Il faut dire que la présence de Gowlings dans le paysage juridique montréalais est relativement nouvelle. Issu de la fusion, en juillet 2000, entre Lafleur Brown et Gowling Strathy & Henderson, le cabinet, dans sa dénomination actuelle, n'a pas 10 ans. C'est peu, comparativement à d'autres, comme Ogilvy Renault ou Fasken Martineau, tous deux centenaires. D'autant plus que depuis le début du millénaire la concurrence s'est accrue avec l'arrivée dans la métropole de Blakes et d'Osler.

Ce n'est toutefois pas un hasard si Gowlings l'a choisi, lui, pour insuffler un nouvel élan au bureau de Montréal. L'automne dernier, après avoir consulté tous les associés de Montréal, le comité des nominations a rapidement conclu qu'il s'agissait du meilleur candidat - parmi quatre - pour relever ce défi. Le consensus, sans être unanime, penchait clairement vers Robert Dorion, à la fois pour son dynamisme que pour ses qualités humaines.

Un gars d'équipe
"Robert est un rassembleur, il est capable d'écouter et d'accepter le point de vue des autres", dit la plaideuse Joëlle Boisvert, associée au bureau de Montréal, visiblement ravie de la nomination de son nouveau patron.

Ses anciens collègues lui vouent une admiration sans borne. "Un homme brillant, très humain et un excellent avocat", affirme l'associée chez McCarthy Tétrault, Mireille Fontaine, qui l'a bien connu du temps où les deux travaillaient au défunt cabinet Guy & Gilbert.

"Un gars d'équipe, qui ne se prend jamais pour un autre, et dédié à ses clients", ajoute l'associé de Fasken Martineau, Serge Gloutnay, qui l'a côtoyé chez Desjardins Ducharme, où les deux juristes ont travaillé ensemble.

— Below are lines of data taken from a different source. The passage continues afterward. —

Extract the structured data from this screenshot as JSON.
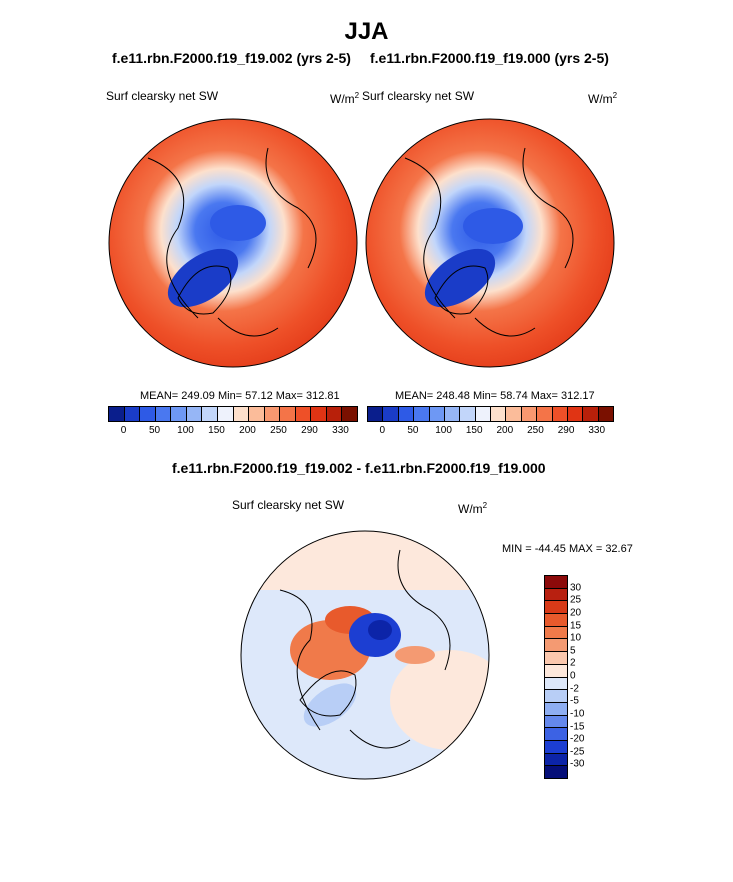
{
  "title": "JJA",
  "panels": [
    {
      "case": "f.e11.rbn.F2000.f19_f19.002 (yrs 2-5)",
      "variable": "Surf clearsky net SW",
      "unit": "W/m",
      "unit_sup": "2",
      "stats": "MEAN= 249.09  Min=  57.12  Max= 312.81"
    },
    {
      "case": "f.e11.rbn.F2000.f19_f19.000 (yrs 2-5)",
      "variable": "Surf clearsky net SW",
      "unit": "W/m",
      "unit_sup": "2",
      "stats": "MEAN= 248.48  Min=  58.74  Max= 312.17"
    }
  ],
  "diff": {
    "title": "f.e11.rbn.F2000.f19_f19.002 - f.e11.rbn.F2000.f19_f19.000",
    "variable": "Surf clearsky net SW",
    "unit": "W/m",
    "unit_sup": "2",
    "stats": "MIN = -44.45 MAX =  32.67"
  },
  "abs_colorbar": {
    "colors": [
      "#0a1e8c",
      "#1a3cc8",
      "#2e5ae6",
      "#4a78f0",
      "#6e98f4",
      "#96b6f6",
      "#c2d6fa",
      "#eef2fc",
      "#fde0cc",
      "#fbbc9a",
      "#f89870",
      "#f47448",
      "#ee5028",
      "#e03414",
      "#b8200a",
      "#7a1000"
    ],
    "ticks": [
      "0",
      "50",
      "100",
      "150",
      "200",
      "250",
      "290",
      "330"
    ]
  },
  "diff_colorbar": {
    "colors": [
      "#8c0a0a",
      "#b82010",
      "#d83a18",
      "#e85a2c",
      "#f07a4a",
      "#f49a72",
      "#fbc8ae",
      "#fde8dc",
      "#dde8fa",
      "#b8cef6",
      "#8eaef2",
      "#6488ec",
      "#3c62e4",
      "#1c3ed2",
      "#0c24a8",
      "#050e78"
    ],
    "ticks": [
      "30",
      "25",
      "20",
      "15",
      "10",
      "5",
      "2",
      "0",
      "-2",
      "-5",
      "-10",
      "-15",
      "-20",
      "-25",
      "-30"
    ]
  }
}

Même ses concurrents le louangent. "Je le prendrais dans mon équipe n'importe quand!" dit le coassocié-directeur de BCF, Mario Charpentier, qui a eu à travailler avec lui sur plusieurs dossiers.

Maître Charpentier s'étonne néanmoins de sa nomination, non pas parce qu'il le juge inapte à remplir ce rôle, au contraire, mais bien parce qu'il le trouve trop bon avocat pour se métamorphoser en gestionnaire. "C'est comme si on demandait à Sidney Crosby d'accrocher ses patins pour devenir coach!" dit-il.

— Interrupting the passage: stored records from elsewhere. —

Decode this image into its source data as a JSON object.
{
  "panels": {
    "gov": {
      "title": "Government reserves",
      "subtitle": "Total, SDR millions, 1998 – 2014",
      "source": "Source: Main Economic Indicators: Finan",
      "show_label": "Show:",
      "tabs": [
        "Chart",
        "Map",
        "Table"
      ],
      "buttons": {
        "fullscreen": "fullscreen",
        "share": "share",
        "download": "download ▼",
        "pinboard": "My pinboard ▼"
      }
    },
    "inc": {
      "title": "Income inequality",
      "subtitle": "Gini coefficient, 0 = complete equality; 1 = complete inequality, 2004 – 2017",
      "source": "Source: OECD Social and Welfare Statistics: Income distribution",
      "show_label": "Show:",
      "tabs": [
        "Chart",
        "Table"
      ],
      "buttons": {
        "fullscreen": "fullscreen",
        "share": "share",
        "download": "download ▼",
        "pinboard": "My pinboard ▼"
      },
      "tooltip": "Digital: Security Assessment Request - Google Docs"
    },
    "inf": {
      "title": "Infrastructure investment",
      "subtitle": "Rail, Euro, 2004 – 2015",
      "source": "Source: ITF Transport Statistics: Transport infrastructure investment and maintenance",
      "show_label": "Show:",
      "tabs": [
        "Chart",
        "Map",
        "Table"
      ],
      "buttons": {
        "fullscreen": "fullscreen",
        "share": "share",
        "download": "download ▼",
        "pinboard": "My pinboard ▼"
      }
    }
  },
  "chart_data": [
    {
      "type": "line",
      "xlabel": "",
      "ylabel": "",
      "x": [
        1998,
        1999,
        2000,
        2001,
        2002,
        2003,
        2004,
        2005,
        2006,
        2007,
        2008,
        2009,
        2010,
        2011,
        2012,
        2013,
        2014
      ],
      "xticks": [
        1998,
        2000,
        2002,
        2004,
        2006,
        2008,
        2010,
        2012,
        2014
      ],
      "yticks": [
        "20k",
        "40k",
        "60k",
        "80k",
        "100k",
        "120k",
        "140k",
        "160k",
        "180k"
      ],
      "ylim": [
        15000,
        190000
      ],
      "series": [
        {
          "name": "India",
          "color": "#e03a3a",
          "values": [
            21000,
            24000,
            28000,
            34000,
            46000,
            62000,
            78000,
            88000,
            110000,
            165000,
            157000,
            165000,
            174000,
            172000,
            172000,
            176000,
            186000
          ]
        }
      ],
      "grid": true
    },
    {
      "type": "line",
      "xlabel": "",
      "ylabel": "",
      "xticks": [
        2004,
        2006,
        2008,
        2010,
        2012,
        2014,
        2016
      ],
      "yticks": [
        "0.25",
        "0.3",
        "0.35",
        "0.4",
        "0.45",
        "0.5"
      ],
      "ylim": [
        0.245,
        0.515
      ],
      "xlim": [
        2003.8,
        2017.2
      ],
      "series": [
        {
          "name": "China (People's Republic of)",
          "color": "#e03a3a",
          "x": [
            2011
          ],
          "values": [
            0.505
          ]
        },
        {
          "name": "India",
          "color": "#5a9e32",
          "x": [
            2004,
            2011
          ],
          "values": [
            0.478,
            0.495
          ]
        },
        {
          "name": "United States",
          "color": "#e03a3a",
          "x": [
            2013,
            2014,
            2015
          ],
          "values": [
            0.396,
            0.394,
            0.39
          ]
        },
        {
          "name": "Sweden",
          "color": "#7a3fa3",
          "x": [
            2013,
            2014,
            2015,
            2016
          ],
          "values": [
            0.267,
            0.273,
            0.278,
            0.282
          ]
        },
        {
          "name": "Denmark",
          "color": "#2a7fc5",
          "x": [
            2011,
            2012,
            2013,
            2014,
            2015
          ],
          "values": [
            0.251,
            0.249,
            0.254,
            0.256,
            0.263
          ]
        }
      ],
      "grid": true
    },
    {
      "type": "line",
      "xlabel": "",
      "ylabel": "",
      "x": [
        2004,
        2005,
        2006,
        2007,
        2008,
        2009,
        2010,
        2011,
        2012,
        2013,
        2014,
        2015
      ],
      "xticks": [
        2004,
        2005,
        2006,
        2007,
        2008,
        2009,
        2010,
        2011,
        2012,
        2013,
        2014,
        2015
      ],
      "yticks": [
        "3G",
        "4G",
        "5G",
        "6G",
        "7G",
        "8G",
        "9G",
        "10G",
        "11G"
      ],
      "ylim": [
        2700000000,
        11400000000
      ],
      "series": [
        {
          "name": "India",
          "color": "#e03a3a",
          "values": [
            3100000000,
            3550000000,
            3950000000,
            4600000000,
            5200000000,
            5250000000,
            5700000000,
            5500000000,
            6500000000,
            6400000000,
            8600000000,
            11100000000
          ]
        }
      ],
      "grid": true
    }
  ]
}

Vrai que son curriculum vitæ parle de lui-même. En 2004, deux ans après s'être joint à Gowlings, Robert Dorion fut nommé chef du groupe de droit des affaires et a agi depuis dans d'importantes transactions.

En 2007, il a conseillé la famille Ostiguy dans sa vente d'Aliments Carrière au groupe agroalimentaire français Bonduelle. C'est lui aussi qui a représenté Le Groupe Laperrière & Verreault dans le cadre de la vente de ses actions à une filiale de FLSMIDTH & CO S/A.

"Robert est sûrement l'avocat de Gowlings qui facture le plus à Montréal!" dit l'ancien PDG d'Aliments Carrière, Marcel Ostiguy, son client depuis plus de 20 ans.

Son plan de match, Robert Dorion ne l'a pas encore communiqué à ses associés, et il en dira peu à La Presse. Pour lui, Gowlings a de bonnes fondations à Montréal; il ne manque plus qu'à construire une solide charpente.

Les prochaines semaines, il les consacrera d'ailleurs à rencontrer les chefs des groupes de pratique et tous les associés, afin d'en discuter avec eux.

Il souhaiterait néanmoins que les avocats de Gowlings soient plus présents dans les médias, s'impliquent davantage dans la communauté des affaires, multiplient les contacts et élargissent leur réseau.

Il a aussi l'intention de s'impliquer personnellement dans le recrutement pour combler des lacunes dans certains domaines. Pas au point que le bureau devienne un monstre, précise-t-il toutefois, mais assez pour que le cabinet compte de 120 à 150 professionnels d'ici cinq ans.

D'ici là, il compte bien s'accorder du temps pour analyser la situation et se faire connaître comme patron auprès de ses collègues.

"Comme en politique, c'est dans les 100 premiers jours qu'un chef peut imprimer sa marque, dit-il. Alors revenez me voir en avril."